Kepala Pelaksana BPBD Kabupaten Ciamis, Ani Supiani, menjelaskan bahwa hasil asesmen menunjukkan 112 rumah mengalami rusak ringan, sementara masing-masing satu unit rumah rusak sedang dan rusak berat. Selain itu, fasilitas umum yang terdampak meliputi bangunan sekolah, sarana ibadah, dan tempat usaha.

Kerusakan rumah-rumah tersebut diakibatkan oleh tertimpa pohon tumbang, tersapu angin kencang, dan dampak hujan deras. Tim gabungan dari BPBD Ciamis dan instansi terkait telah bergerak cepat melakukan penanganan awal, termasuk memangkas pohon tumbang yang menimpa bangunan warga.

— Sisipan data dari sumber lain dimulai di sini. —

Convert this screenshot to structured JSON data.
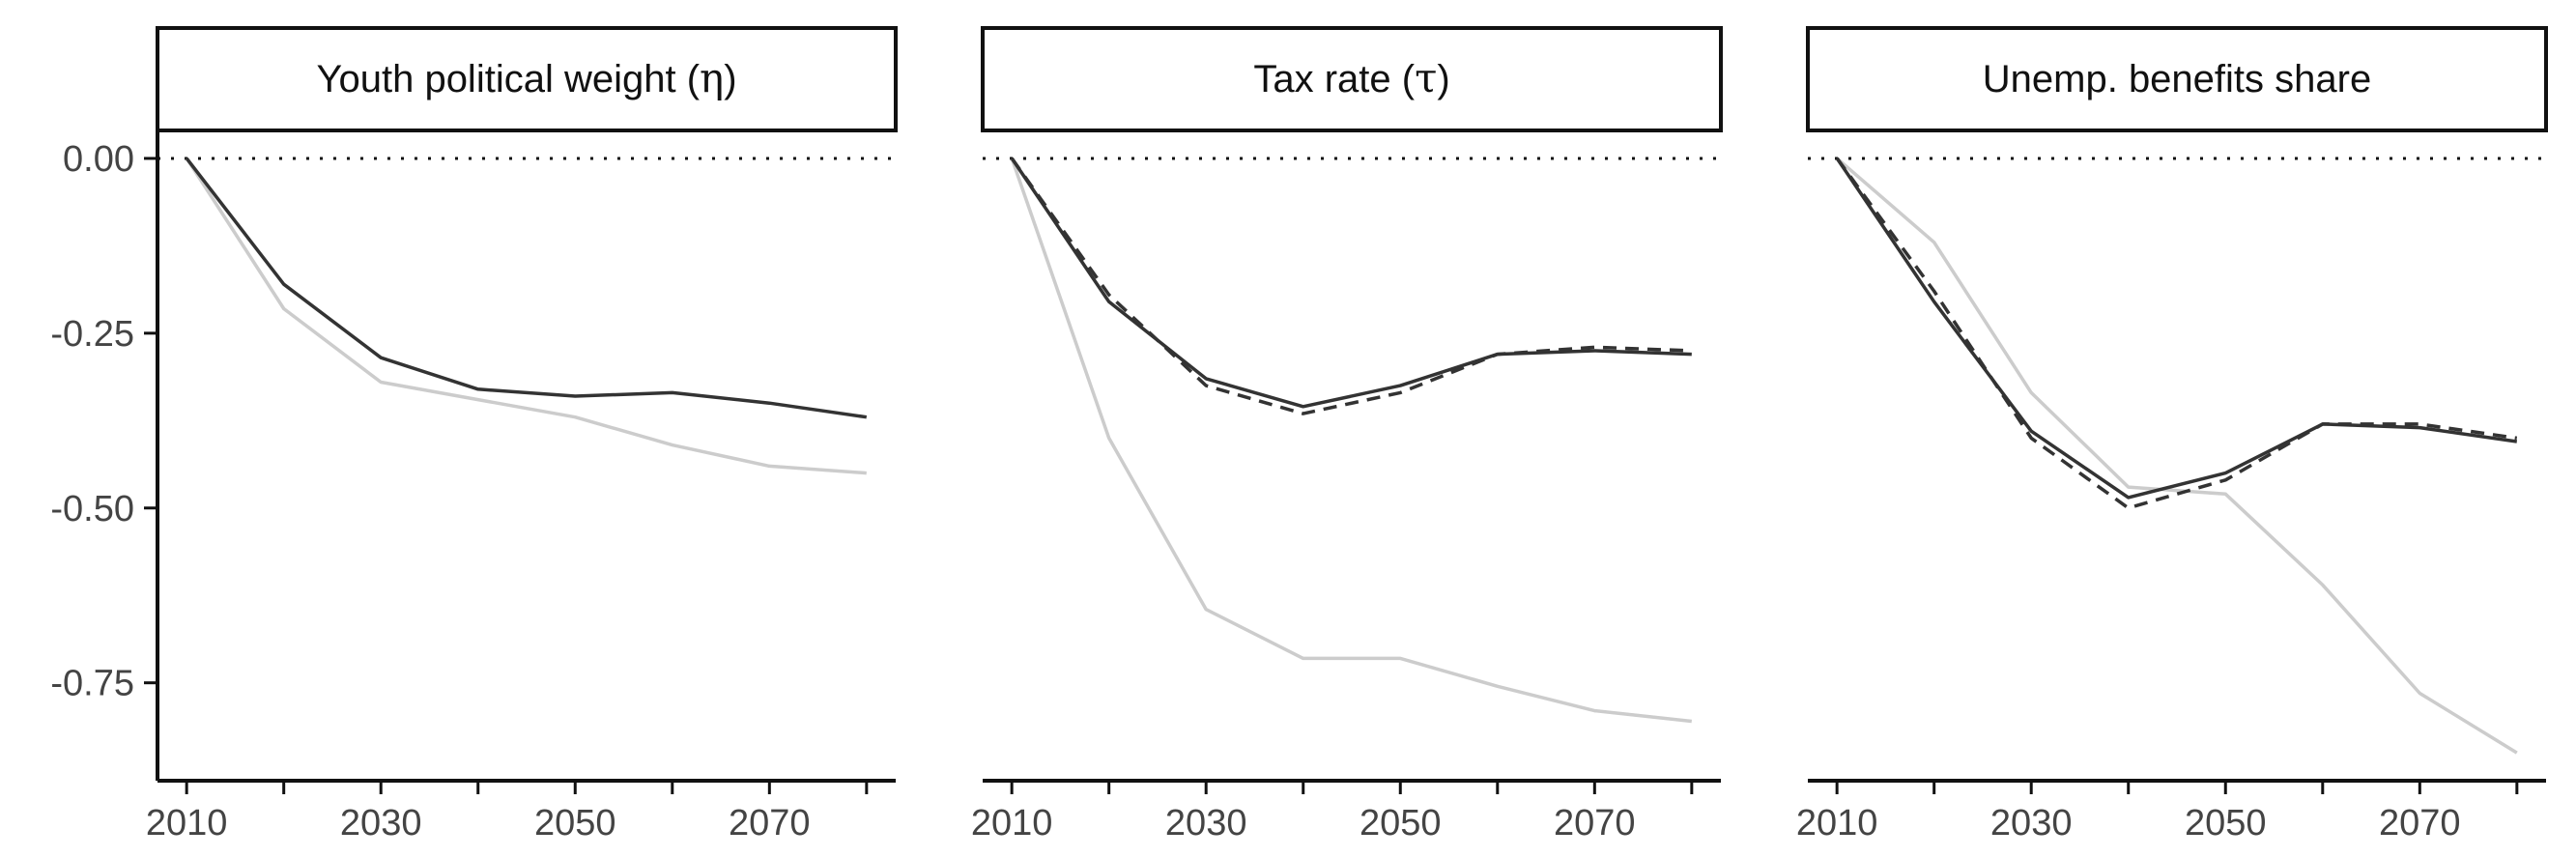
{
  "chart_data": [
    {
      "type": "line",
      "title": "Youth political weight (",
      "title_symbol": "η",
      "title_close": ")",
      "x": [
        2010,
        2020,
        2030,
        2040,
        2050,
        2060,
        2070,
        2080
      ],
      "xticks": [
        "2010",
        "2030",
        "2050",
        "2070"
      ],
      "ylim": [
        -0.89,
        0.04
      ],
      "yticks": [
        "0.00",
        "-0.25",
        "-0.50",
        "-0.75"
      ],
      "series": [
        {
          "style": "solid-dark",
          "color": "#333333",
          "values": [
            0,
            -0.18,
            -0.285,
            -0.33,
            -0.34,
            -0.335,
            -0.35,
            -0.37
          ]
        },
        {
          "style": "solid-light",
          "color": "#cccccc",
          "values": [
            0,
            -0.215,
            -0.32,
            -0.345,
            -0.37,
            -0.41,
            -0.44,
            -0.45
          ]
        }
      ]
    },
    {
      "type": "line",
      "title": "Tax rate (",
      "title_symbol": "τ",
      "title_close": ")",
      "x": [
        2010,
        2020,
        2030,
        2040,
        2050,
        2060,
        2070,
        2080
      ],
      "xticks": [
        "2010",
        "2030",
        "2050",
        "2070"
      ],
      "ylim": [
        -0.89,
        0.04
      ],
      "yticks": [],
      "series": [
        {
          "style": "solid-dark",
          "color": "#333333",
          "values": [
            0,
            -0.205,
            -0.315,
            -0.355,
            -0.325,
            -0.28,
            -0.275,
            -0.28
          ]
        },
        {
          "style": "dashed",
          "color": "#333333",
          "values": [
            0,
            -0.195,
            -0.325,
            -0.365,
            -0.335,
            -0.28,
            -0.27,
            -0.275
          ]
        },
        {
          "style": "solid-light",
          "color": "#cccccc",
          "values": [
            0,
            -0.4,
            -0.645,
            -0.715,
            -0.715,
            -0.755,
            -0.79,
            -0.805
          ]
        }
      ]
    },
    {
      "type": "line",
      "title": "Unemp. benefits share",
      "title_symbol": "",
      "title_close": "",
      "x": [
        2010,
        2020,
        2030,
        2040,
        2050,
        2060,
        2070,
        2080
      ],
      "xticks": [
        "2010",
        "2030",
        "2050",
        "2070"
      ],
      "ylim": [
        -0.89,
        0.04
      ],
      "yticks": [],
      "series": [
        {
          "style": "solid-dark",
          "color": "#333333",
          "values": [
            0,
            -0.205,
            -0.39,
            -0.485,
            -0.45,
            -0.38,
            -0.385,
            -0.405
          ]
        },
        {
          "style": "dashed",
          "color": "#333333",
          "values": [
            0,
            -0.19,
            -0.4,
            -0.5,
            -0.46,
            -0.38,
            -0.38,
            -0.4
          ]
        },
        {
          "style": "solid-light",
          "color": "#cccccc",
          "values": [
            0,
            -0.12,
            -0.335,
            -0.47,
            -0.48,
            -0.61,
            -0.765,
            -0.85
          ]
        }
      ]
    }
  ]
}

Ani Supiani menegaskan, penanganan perbaikan rumah warga yang rusak akan dikoordinasikan dengan dinas terkait agar dapat segera ditempati kembali dengan aman dan nyaman. “Iya (penanganan selanjutnya) dikoordinasikan dengan dinas terkait,” ujarnya.

Saat ini, BPBD Ciamis telah menyalurkan kebutuhan mendesak berupa sembako kepada warga terdampak. Ani Supiani menambahkan, timnya terus bersiaga dan mengimbau masyarakat untuk selalu waspada terhadap ancaman bencana hidrometeorologi. “Kita masih status siap siaga bencana hidrometeorologi sampai April 2026,” pungkasnya.